The DS said staff should wash their hands after handling dirty dishes and before handling clean dishes.
The DS said staff should run three racks of dishes through the dish machine, then wash their hands, then begin putting away clean dishes.
The infection preventionist (IP) was interviewed on 7/13/23 at 11:34 p.m. The IP said it was important to conduct proper hand hygiene after handling dirty dishes to prevent the spread of bacteria.
IV. Ensure dishes were dried appropriately
A. Professional reference
The Colorado Department of Public Health and Environment (2019) The Colorado Retail Food Establishment Rules and Regulations, https://www.colorado.gov/pacific/sites/default/files/DEHS_RetailFd_6CCR10102_RFFC_EffJan2019.pdf.
It read in pertinent part, Unless used immediately after sanitization, all equipment and utensils shall be air-dried. (Retrieved 7/19/23).
B. Facility policy and procedure
The Sanitization policy, revised November 2022, was provided by the DON on 7/13/23 at 4:07 p.m. It revealed in pertinent part, Drying food preparation equipment and utensils with a towel or cloth may increase risks for cross contamination.
C. Observations
During a continuous observation on 7/12/23 beginning at 11:26 a.m. and ended at 1:35 p.m. the following was observed:
-At 11:59 p.m. DA #1 was using a towel to dry off the food processor pieces.

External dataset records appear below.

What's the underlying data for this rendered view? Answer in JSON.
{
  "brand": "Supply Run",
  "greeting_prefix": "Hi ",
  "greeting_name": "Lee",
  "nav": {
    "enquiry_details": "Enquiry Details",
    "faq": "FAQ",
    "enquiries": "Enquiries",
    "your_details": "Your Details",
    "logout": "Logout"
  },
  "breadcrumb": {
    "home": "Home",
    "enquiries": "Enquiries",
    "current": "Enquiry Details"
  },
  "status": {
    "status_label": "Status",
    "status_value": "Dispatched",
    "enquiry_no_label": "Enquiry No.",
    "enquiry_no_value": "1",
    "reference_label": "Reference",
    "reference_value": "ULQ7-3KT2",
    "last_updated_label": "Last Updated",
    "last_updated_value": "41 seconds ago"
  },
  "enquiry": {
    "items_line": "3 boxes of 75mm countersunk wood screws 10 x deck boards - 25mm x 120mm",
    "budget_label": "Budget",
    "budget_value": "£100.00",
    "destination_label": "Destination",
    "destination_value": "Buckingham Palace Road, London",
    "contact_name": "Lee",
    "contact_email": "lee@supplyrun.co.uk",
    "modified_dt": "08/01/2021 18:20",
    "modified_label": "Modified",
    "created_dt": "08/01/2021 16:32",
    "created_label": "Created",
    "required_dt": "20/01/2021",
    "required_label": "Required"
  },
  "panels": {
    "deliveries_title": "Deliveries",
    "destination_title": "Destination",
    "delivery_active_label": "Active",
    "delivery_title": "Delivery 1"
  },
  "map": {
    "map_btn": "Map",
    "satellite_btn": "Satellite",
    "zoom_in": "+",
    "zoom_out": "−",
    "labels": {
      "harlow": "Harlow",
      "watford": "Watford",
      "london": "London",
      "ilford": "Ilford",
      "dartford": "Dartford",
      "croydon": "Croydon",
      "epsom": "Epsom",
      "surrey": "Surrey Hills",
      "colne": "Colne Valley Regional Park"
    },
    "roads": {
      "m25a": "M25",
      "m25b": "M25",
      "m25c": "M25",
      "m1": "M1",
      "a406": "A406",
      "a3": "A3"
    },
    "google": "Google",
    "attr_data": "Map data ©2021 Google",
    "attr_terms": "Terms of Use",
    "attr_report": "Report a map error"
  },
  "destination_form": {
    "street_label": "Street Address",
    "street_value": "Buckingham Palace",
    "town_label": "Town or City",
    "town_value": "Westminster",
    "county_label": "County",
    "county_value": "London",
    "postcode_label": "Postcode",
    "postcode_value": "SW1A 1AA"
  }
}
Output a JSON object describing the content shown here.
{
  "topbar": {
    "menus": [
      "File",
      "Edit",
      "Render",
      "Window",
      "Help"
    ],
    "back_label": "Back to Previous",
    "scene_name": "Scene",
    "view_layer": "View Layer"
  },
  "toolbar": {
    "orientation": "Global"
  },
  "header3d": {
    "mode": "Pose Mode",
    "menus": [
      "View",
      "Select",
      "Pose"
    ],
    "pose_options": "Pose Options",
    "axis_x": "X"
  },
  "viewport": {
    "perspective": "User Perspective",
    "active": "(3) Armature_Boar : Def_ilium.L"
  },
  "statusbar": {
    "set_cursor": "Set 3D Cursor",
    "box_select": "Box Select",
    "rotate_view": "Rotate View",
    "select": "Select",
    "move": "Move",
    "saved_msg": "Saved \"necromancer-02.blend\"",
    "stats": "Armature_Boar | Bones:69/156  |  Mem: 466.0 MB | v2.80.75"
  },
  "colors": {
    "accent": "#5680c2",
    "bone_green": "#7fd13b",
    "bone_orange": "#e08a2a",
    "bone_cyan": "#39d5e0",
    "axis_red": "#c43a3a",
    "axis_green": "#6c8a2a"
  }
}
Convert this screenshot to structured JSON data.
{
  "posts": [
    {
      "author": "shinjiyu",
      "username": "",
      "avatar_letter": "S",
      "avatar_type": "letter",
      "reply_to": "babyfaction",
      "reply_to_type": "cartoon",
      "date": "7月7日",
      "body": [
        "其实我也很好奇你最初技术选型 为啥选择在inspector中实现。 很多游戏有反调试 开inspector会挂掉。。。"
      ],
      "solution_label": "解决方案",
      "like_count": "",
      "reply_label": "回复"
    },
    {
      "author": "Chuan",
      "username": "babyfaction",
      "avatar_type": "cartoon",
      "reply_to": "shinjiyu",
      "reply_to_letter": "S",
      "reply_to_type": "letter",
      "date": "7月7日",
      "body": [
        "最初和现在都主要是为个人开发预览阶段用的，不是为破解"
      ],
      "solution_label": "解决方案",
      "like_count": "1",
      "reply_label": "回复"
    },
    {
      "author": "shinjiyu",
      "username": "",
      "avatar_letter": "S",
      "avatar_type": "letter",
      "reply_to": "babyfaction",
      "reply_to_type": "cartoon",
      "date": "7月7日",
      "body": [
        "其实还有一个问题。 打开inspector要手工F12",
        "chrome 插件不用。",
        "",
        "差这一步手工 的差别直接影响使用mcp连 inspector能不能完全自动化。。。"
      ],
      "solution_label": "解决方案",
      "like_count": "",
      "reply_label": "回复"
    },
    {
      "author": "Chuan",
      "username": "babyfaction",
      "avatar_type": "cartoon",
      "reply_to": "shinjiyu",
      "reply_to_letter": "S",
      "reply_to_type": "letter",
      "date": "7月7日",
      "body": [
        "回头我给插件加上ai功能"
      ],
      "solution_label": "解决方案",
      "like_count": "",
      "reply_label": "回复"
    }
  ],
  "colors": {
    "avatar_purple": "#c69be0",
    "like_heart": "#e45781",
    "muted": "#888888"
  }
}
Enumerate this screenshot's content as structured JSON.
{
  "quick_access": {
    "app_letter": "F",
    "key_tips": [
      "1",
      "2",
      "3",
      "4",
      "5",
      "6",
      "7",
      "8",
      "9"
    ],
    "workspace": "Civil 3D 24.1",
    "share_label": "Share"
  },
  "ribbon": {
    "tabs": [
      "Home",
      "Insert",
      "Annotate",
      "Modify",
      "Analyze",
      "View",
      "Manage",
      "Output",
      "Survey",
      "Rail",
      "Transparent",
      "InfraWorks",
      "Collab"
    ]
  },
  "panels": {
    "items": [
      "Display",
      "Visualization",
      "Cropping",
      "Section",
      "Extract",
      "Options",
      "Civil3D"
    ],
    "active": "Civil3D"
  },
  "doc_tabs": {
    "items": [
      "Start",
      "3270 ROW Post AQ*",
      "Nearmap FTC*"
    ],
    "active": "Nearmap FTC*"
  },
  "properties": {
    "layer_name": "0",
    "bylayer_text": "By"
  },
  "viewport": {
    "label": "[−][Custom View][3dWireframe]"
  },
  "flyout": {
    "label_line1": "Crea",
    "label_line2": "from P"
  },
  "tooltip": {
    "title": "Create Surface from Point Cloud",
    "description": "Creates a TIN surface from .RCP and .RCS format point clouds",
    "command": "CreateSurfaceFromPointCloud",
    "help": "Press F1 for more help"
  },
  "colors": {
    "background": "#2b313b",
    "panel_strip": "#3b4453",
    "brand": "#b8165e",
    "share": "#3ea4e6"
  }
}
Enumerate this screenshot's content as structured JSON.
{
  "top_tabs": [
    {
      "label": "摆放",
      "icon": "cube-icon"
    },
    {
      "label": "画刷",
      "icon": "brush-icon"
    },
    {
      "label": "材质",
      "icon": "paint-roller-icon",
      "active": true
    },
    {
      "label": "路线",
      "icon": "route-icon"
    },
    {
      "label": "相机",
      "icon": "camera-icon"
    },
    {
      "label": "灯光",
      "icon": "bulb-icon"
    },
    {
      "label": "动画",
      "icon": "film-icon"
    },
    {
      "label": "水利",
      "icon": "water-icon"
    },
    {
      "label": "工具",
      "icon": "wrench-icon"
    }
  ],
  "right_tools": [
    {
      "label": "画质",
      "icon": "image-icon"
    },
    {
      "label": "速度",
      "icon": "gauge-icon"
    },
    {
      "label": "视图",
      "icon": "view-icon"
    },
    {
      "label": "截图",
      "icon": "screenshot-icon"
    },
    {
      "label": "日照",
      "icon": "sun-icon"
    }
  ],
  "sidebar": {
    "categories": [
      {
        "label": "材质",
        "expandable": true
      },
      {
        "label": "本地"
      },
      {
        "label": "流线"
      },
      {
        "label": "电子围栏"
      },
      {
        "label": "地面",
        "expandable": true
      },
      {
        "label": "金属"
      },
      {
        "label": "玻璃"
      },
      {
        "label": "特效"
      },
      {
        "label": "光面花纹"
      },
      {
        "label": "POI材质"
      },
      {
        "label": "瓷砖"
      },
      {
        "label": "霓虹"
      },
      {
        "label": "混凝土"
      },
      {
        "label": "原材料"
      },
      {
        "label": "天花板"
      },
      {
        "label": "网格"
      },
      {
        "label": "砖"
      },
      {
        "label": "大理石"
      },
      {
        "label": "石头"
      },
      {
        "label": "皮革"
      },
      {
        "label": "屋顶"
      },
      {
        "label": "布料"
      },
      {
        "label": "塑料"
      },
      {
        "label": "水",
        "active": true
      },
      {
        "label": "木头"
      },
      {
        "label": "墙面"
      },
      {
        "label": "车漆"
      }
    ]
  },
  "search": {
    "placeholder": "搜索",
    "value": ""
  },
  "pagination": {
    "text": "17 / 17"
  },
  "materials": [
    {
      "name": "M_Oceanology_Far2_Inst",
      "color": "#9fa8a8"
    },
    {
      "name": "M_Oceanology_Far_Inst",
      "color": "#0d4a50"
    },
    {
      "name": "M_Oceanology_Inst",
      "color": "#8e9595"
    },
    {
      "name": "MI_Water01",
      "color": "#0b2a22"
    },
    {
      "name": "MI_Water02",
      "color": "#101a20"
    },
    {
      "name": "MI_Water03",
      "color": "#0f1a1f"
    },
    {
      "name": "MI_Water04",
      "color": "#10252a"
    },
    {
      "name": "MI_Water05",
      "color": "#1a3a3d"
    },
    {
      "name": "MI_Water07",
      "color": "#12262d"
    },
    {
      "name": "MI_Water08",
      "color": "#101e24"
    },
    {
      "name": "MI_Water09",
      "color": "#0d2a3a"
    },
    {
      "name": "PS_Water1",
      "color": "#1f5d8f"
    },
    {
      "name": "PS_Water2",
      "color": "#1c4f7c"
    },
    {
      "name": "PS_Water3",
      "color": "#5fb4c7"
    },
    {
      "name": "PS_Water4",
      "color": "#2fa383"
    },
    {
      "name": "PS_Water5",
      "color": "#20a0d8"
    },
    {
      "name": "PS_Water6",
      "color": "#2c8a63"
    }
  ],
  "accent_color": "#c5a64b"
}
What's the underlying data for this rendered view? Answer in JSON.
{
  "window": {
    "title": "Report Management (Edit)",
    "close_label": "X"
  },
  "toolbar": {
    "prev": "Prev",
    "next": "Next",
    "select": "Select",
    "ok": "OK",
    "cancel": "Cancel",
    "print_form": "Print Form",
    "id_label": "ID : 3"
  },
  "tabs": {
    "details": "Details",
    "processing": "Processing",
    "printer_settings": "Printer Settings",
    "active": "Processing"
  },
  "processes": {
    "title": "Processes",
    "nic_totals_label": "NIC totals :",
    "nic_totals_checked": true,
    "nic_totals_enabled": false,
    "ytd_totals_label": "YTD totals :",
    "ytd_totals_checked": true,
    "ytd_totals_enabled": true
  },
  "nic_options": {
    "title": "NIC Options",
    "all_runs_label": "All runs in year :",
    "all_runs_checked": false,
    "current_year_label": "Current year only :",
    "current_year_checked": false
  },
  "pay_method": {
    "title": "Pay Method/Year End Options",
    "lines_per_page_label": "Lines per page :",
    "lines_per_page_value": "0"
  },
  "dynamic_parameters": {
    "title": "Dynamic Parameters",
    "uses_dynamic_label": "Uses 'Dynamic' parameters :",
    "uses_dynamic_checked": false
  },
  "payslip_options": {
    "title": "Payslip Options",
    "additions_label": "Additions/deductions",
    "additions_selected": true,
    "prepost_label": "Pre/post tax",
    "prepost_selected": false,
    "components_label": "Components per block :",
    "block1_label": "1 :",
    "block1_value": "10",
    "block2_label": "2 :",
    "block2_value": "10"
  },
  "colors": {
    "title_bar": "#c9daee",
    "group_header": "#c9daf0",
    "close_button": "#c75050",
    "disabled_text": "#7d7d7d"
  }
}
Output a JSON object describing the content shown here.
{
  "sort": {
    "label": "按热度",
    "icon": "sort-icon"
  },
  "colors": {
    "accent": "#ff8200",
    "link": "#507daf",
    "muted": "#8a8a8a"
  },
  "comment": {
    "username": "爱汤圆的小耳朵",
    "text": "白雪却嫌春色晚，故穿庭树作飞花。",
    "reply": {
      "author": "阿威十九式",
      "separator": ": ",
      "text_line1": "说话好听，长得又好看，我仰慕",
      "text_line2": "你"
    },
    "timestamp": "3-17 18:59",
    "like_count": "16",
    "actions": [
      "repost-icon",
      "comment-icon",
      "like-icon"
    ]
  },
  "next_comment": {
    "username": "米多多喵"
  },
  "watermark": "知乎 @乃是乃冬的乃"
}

-At 12:06 p.m. DA #1 loaded a rack of dirty dishes into the dish machine. DA #1 touched his phone, grabbed a towel and began drying clean dishes with the towel.
-At 1:12 p.m. DA #1 put away two metal pans that were visibly wet.
-At 1:15 p.m. DA #1 used the same dish towel that had been in the dish room to dry off the food processor. DA #1 put the food processor away. DA #1 used the same towel to dry utensils and plates.
-DA #1 began rinsing and racking dirty dishes. DA #1 moved to the clean side of the dishroom and used the same towel to dry dishes.
D. Staff interviews
DA #1 was interviewed on 7/12/23 at 1:32 p.m. He said he used a towel to dry dishes to speed up the process.
NHA #2 and the DS were interviewed on 7/12/23 at 1:52 p.m. The DS said the dietary staff used a clean towel for drying pots and pans. The DS said those items were used more frequently and they needed them to be cleaned and dried quickly.
The DS said it was important for dishes to be dried appropriately, so bacteria did not start growing.
The RD was interviewed on 7/13/23 at 10:59 a.m. She said dishes should not be dried with a towel. The RD said drying dishes with a towel could introduce bacteria.